Bidang Lingkungan Hidup Kohati PB HMI Mengecam dan Soroti Tambang Nikel di Raja Ampat: Ancaman Ekologis, Ekosistem, dan Kaum Perempuan

Senin, 09 Juni 2025 | Juni 09, 2025 WIB | 0 Views Last Updated 2025-06-09T22:34:21Z

Desti Aulia Ketua Kohati PB Bidang Lingkungan Hidup (dok. istimewa)

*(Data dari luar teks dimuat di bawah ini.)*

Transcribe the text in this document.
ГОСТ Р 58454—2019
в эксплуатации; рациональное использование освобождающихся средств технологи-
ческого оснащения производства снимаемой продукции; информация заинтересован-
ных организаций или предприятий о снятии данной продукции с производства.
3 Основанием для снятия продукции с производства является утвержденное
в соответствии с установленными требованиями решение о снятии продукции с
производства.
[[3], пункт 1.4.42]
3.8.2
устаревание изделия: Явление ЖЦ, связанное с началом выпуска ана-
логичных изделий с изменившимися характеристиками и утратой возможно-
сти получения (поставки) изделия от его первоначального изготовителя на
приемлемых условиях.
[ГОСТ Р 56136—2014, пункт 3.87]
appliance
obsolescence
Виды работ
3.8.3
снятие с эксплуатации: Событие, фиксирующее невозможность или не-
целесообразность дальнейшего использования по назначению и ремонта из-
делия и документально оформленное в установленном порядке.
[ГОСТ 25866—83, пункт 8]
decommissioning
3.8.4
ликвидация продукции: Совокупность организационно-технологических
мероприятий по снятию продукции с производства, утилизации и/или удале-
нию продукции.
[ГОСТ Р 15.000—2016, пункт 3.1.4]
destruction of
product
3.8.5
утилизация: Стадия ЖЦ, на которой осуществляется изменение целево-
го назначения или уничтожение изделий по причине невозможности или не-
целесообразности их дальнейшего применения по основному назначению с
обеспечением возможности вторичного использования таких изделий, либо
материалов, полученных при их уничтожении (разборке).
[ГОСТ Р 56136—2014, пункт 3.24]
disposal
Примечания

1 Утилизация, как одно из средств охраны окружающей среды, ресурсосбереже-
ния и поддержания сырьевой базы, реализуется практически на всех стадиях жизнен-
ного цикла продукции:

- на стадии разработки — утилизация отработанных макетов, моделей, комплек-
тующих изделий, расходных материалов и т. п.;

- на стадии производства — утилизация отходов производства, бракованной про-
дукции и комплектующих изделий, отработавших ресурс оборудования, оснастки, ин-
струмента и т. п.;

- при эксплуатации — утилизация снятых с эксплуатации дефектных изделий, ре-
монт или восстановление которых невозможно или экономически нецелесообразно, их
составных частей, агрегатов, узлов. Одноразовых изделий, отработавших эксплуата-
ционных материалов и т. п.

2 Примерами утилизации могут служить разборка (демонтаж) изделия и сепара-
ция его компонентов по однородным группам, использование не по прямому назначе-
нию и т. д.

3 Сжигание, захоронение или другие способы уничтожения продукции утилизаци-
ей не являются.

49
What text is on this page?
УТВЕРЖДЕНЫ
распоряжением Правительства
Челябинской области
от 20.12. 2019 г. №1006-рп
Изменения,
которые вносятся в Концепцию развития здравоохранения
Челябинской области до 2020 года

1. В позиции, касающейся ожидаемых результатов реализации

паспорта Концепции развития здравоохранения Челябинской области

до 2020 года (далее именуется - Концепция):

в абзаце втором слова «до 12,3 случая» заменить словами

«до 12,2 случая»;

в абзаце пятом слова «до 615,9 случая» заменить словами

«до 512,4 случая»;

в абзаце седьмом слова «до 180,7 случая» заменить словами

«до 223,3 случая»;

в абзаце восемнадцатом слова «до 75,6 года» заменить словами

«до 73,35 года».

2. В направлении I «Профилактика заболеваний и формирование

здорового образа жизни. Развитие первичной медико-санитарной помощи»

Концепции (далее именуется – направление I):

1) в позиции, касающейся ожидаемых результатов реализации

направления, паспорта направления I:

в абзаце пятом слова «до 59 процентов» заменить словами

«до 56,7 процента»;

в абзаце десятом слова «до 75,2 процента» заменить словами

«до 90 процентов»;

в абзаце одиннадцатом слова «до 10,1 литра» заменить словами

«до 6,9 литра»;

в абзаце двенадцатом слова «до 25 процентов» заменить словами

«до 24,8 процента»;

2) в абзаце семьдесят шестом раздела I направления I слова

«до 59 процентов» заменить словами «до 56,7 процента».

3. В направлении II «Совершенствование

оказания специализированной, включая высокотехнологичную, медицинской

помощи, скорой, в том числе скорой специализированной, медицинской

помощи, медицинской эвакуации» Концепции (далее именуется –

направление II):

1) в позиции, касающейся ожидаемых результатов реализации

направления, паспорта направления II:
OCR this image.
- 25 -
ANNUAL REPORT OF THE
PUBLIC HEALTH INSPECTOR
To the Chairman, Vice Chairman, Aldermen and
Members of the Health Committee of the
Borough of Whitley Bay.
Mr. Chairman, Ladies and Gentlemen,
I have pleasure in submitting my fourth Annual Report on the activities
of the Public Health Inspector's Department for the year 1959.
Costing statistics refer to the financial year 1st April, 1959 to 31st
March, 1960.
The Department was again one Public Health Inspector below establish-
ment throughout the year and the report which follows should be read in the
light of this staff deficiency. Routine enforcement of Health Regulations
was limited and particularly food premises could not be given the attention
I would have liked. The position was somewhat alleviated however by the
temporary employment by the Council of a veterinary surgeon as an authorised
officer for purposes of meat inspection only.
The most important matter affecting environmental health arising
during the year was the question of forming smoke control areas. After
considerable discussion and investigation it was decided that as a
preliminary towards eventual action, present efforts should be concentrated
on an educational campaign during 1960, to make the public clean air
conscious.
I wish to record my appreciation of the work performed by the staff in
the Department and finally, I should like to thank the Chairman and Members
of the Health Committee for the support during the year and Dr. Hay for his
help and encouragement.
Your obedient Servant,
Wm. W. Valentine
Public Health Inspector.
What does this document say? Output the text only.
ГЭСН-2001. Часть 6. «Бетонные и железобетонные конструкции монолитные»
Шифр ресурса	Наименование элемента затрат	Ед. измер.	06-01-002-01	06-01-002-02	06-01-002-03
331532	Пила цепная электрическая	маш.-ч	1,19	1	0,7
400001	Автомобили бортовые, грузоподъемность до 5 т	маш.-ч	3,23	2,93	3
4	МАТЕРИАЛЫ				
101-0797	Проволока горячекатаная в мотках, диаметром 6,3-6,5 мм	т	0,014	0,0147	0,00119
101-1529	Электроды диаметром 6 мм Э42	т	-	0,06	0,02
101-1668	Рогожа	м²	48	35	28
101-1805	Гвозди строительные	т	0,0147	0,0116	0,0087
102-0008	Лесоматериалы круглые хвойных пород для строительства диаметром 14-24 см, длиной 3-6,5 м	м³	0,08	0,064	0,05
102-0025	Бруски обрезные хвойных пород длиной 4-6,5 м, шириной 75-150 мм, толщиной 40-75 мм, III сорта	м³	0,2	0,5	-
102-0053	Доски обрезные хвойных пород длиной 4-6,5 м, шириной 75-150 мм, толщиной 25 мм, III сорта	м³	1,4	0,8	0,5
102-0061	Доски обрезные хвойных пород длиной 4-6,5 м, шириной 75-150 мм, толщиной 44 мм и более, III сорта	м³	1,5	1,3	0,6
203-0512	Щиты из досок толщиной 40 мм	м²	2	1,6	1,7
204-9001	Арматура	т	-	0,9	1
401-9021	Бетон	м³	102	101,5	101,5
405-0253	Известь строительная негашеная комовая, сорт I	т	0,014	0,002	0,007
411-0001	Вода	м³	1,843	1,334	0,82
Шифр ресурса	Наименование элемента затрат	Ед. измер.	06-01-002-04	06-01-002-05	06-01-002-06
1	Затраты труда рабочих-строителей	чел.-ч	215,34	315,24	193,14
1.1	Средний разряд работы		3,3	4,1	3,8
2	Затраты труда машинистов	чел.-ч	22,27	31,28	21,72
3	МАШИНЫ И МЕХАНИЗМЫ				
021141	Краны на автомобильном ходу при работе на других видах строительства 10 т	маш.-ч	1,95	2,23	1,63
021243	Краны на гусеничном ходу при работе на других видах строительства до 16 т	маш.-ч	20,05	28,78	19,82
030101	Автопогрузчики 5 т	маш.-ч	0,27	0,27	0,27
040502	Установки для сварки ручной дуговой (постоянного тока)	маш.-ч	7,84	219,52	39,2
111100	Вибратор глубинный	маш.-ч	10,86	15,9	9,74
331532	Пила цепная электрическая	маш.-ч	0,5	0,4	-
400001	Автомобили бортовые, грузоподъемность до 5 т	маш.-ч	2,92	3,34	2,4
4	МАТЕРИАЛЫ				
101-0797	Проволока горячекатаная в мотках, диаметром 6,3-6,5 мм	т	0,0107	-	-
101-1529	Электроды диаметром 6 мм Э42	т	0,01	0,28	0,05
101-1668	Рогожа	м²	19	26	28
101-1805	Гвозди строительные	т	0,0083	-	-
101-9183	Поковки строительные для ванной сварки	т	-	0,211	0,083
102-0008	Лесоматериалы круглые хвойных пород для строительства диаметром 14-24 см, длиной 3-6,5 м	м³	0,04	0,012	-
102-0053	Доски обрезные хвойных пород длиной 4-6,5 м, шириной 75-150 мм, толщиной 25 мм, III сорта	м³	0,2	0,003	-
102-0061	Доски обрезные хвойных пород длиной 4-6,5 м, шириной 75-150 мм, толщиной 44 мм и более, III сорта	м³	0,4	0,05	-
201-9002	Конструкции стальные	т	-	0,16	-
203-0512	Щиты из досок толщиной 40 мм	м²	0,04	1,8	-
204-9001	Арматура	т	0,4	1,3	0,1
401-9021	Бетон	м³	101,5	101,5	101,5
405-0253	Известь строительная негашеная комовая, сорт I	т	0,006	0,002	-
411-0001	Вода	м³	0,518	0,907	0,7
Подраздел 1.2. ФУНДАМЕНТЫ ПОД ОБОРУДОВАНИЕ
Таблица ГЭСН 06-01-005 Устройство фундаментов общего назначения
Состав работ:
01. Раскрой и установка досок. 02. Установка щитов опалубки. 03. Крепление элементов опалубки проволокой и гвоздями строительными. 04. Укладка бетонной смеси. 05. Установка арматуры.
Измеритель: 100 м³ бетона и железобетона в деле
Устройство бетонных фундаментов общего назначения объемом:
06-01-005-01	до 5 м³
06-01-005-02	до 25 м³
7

Narasi Indonesia.com, Jakarta - Polemik aktivitas tambang nikel di Kawasan Raja Ampat kembali mencuat dan menuai sorotan publik. Kali ini, Bidang Lingkungan Hidup Kohati PB HMI secara tegas mengkritisi aktivitas tersebut yang dinilai mengancam ekosistem, masa depan masyarakat adat, serta perempuan di wilayah tersebut, pada Selasa (10/6/2025).


Ketua Kohati PB HMI Bidang Lingkungan Hidup, Desti Aulia, menyampaikan keprihatinannya atas potensi kerusakan ekologis dan ketimpangan sosial yang ditimbulkan oleh eksplorasi dan eksploitasi nikel di kawasan konservasi dunia tersebut.


“Raja Ampat adalah permata biru di ujung timur Indonesia, tempat laut yang jernih, karang megah, dan pulau-pulau yang menyatu dalam harmoni alam luar biasa. Di balik itu, ada masyarakat adat yang menjaga warisan ini dengan kearifan lokal. Aktivitas tambang di sini adalah ancaman nyata terhadap keberlanjutan ekosistem dan hak hidup mereka,” ujar Desti dalam keterangan resmi, Minggu (8/6/2025).


Desti menyebut, kekhawatiran publik merupakan hal yang wajar, mengingat Raja Ampat adalah kawasan strategis nasional yang dikenal sebagai pusat keanekaragaman hayati laut dunia. Ia menilai isu tambang nikel menyoroti konflik antara kepentingan ekonomi dan komitmen terhadap pelestarian lingkungan serta pembangunan berkelanjutan.


Kajian Regulasi: Banyak Celah, Minim Perlindungan

Dalam kajian Kohati PB HMI, ditemukan beberapa celah hukum yang memungkinkan aktivitas tambang tetap berjalan meski berada di kawasan sensitif.


Beberapa poin penting dari kajian hukum dan regulasi:

* UU No. 3/2020 tentang Minerba, memberi kuasa besar pada pemerintah pusat dalam menerbitkan Izin Usaha Pertambangan (IUP).

* UU No. 32/2009 tentang PPLH dan PP No. 22/2021 mewajibkan AMDAL, namun pelaksanaannya sering kali tidak transparan.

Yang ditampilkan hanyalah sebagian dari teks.